I have been writing some code to try make a perfectly balanced tree from an array though i run into issues when I tree and make the list bigger than 3 elements i get the error "Stack overflow during evaluation (looping recursion?)". I was if this is was because my quite inefficient implementation or of some other mistake I have made? Thanks for any help it will be greatly appreciate, code below.

ps - I also realise I should have used fold_left for the helper functions but I did not them understand it till after doing this

 type 'a binary_tree =
      | Empty
      | Node of 'a * 'a binary_tree * 'a binary_tree;;


 let length lst = 
     let rec aux acc = function
          | [] -> acc
          | x::xs -> aux (acc+1) xs
     in
     aux 0 lst;;

 let mid lst = 
     let rec aux count = function
         | [] -> None
         | x::xs -> if (count=0) then Some x else aux (count-1) xs
     in
     aux ((length lst)/2) lst;;

  let left lst = 
      let rec aux count acc = function
           | [] -> []
           | x::xs -> if (count=0) then acc else aux (count-1) (acc@[x]) xs
       in
       aux ((length lst)/2) [] lst;;


  let right lst = 
      let rec aux count = function
          | [] -> []
          | x::y::xs -> if (count=0) then xs else aux (count-1) (y::xs)
      in
      aux (((length lst)/2)-1) lst;;

  let rec createTree lst = match lst with
      | [x] -> Node((Some x),Empty,Empty)
      | xs -> Node((mid xs), (createTree(left xs)), (createTree(right xs)));;

Answer 1

You can use List.length directly instead of defining it yourself ;)

Also, if you dont particularily need to preserve the order of your elements, you can compute your mid, left and right values by taking the first element of a list, and splitting the rest as in the following :

let split l = 
  let rec loop left right flag rest =
    match rest with
    | [] -> left,right
    | h::t -> 
       if flag then loop (h::left) right (not flag) t
       else loop left (h::right) (not flag) t
  in loop [] [] true l

By switching flag to not flag at every step, you send one in every two element into the left list, and the other into the right one.
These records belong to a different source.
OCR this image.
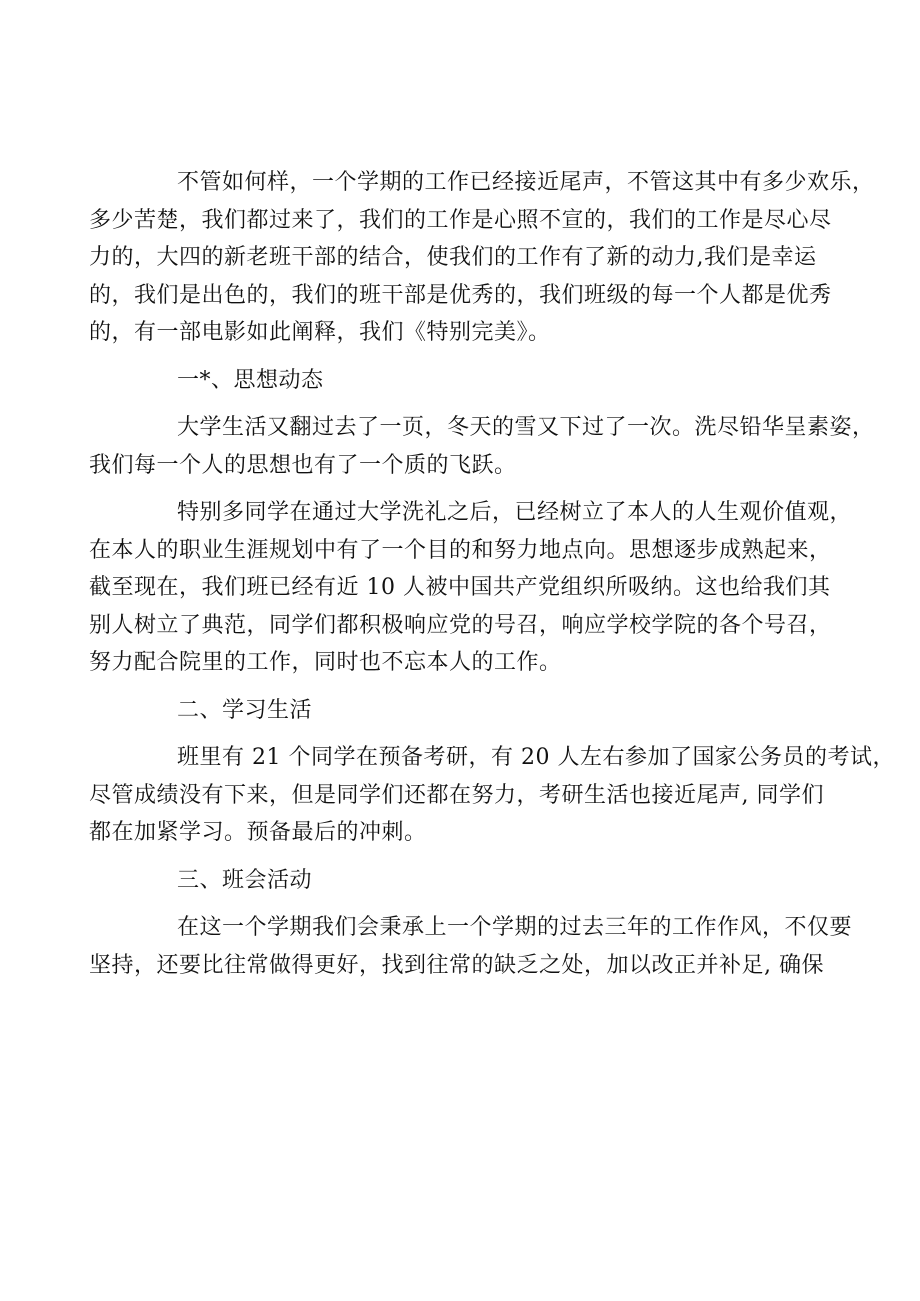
不管如何样，一个学期的工作已经接近尾声，不管这其中有多少欢乐，
多少苦楚，我们都过来了，我们的工作是心照不宣的，我们的工作是尽心尽
力的，大四的新老班干部的结合，使我们的工作有了新的动力,我们是幸运
的，我们是出色的，我们的班干部是优秀的，我们班级的每一个人都是优秀
的，有一部电影如此阐释，我们《特别完美》。

一*、思想动态

大学生活又翻过去了一页，冬天的雪又下过了一次。洗尽铅华呈素姿，
我们每一个人的思想也有了一个质的飞跃。

特别多同学在通过大学洗礼之后，已经树立了本人的人生观价值观，
在本人的职业生涯规划中有了一个目的和努力地点向。思想逐步成熟起来，
截至现在，我们班已经有近 10 人被中国共产党组织所吸纳。这也给我们其
别人树立了典范，同学们都积极响应党的号召，响应学校学院的各个号召，
努力配合院里的工作，同时也不忘本人的工作。

二、学习生活

班里有 21 个同学在预备考研，有 20 人左右参加了国家公务员的考试，
尽管成绩没有下来，但是同学们还都在努力，考研生活也接近尾声, 同学们
都在加紧学习。预备最后的冲刺。

三、班会活动

在这一个学期我们会秉承上一个学期的过去三年的工作作风，不仅要
坚持，还要比往常做得更好，找到往常的缺乏之处，加以改正并补足, 确保
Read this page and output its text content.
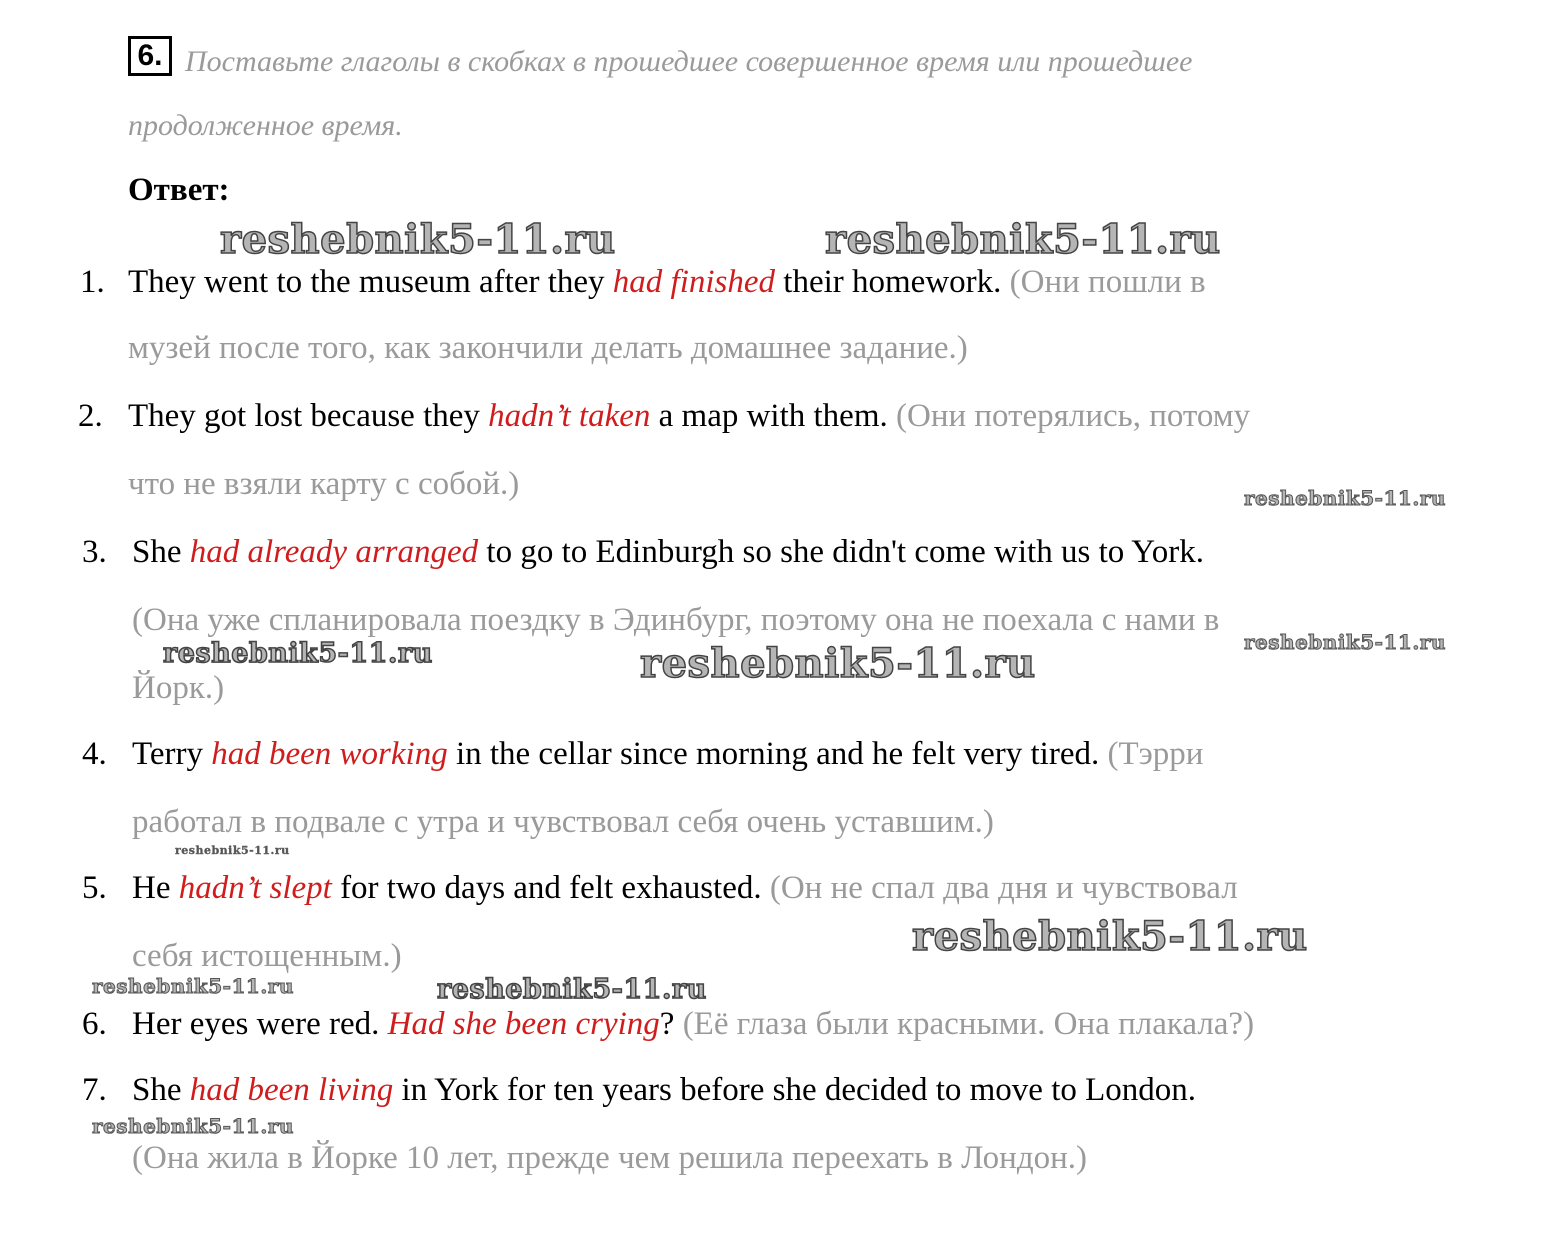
6. Поставьте глаголы в скобках в прошедшее совершенное время или прошедшее
продолженное время.

Ответ:
1. They went to the museum after they had finished their homework. (Они пошли в
музей после того, как закончили делать домашнее задание.)
2. They got lost because they hadn’t taken a map with them. (Они потерялись, потому
что не взяли карту с собой.)
3. She had already arranged to go to Edinburgh so she didn't come with us to York.
(Она уже спланировала поездку в Эдинбург, поэтому она не поехала с нами в
Йорк.)
4. Terry had been working in the cellar since morning and he felt very tired. (Тэрри
работал в подвале с утра и чувствовал себя очень уставшим.)
5. He hadn’t slept for two days and felt exhausted. (Он не спал два дня и чувствовал
себя истощенным.)
6. Her eyes were red. Had she been crying? (Её глаза были красными. Она плакала?)
7. She had been living in York for ten years before she decided to move to London.
(Она жила в Йорке 10 лет, прежде чем решила переехать в Лондон.)
reshebnik5-11.ru	reshebnik5-11.ru
reshebnik5-11.ru
reshebnik5-11.ru	reshebnik5-11.ru	reshebnik5-11.ru
reshebnik5-11.ru
reshebnik5-11.ru
reshebnik5-11.ru	reshebnik5-11.ru
reshebnik5-11.ru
Your createTree function thus becomes :

let rec createTree lst = 
  match lst with
  | [] -> Empty
  | h::t -> 
    let left,right = split t in  
    Node(h, (createTree left), (createTree right))

Hope it will help :)

Answer 2

Notwithstanding the implementation efficiency, the recursive loop stems from the missing empty case []: since left [] = [] and right [] = [], createTree [] is extended to Node(mid [], createTree [], createTree []) which leads to the stack overflow.

On the efficiency side, note that your worse function is left which is quadratic rather than linear in its input size due to the list concatenation acc @ [x] which is computed for each elements. For this case, performance will be much better by reversing the list at the end of left.

Another point, it could make sense to group together left, mid, right in a partition function to avoid some repetitions.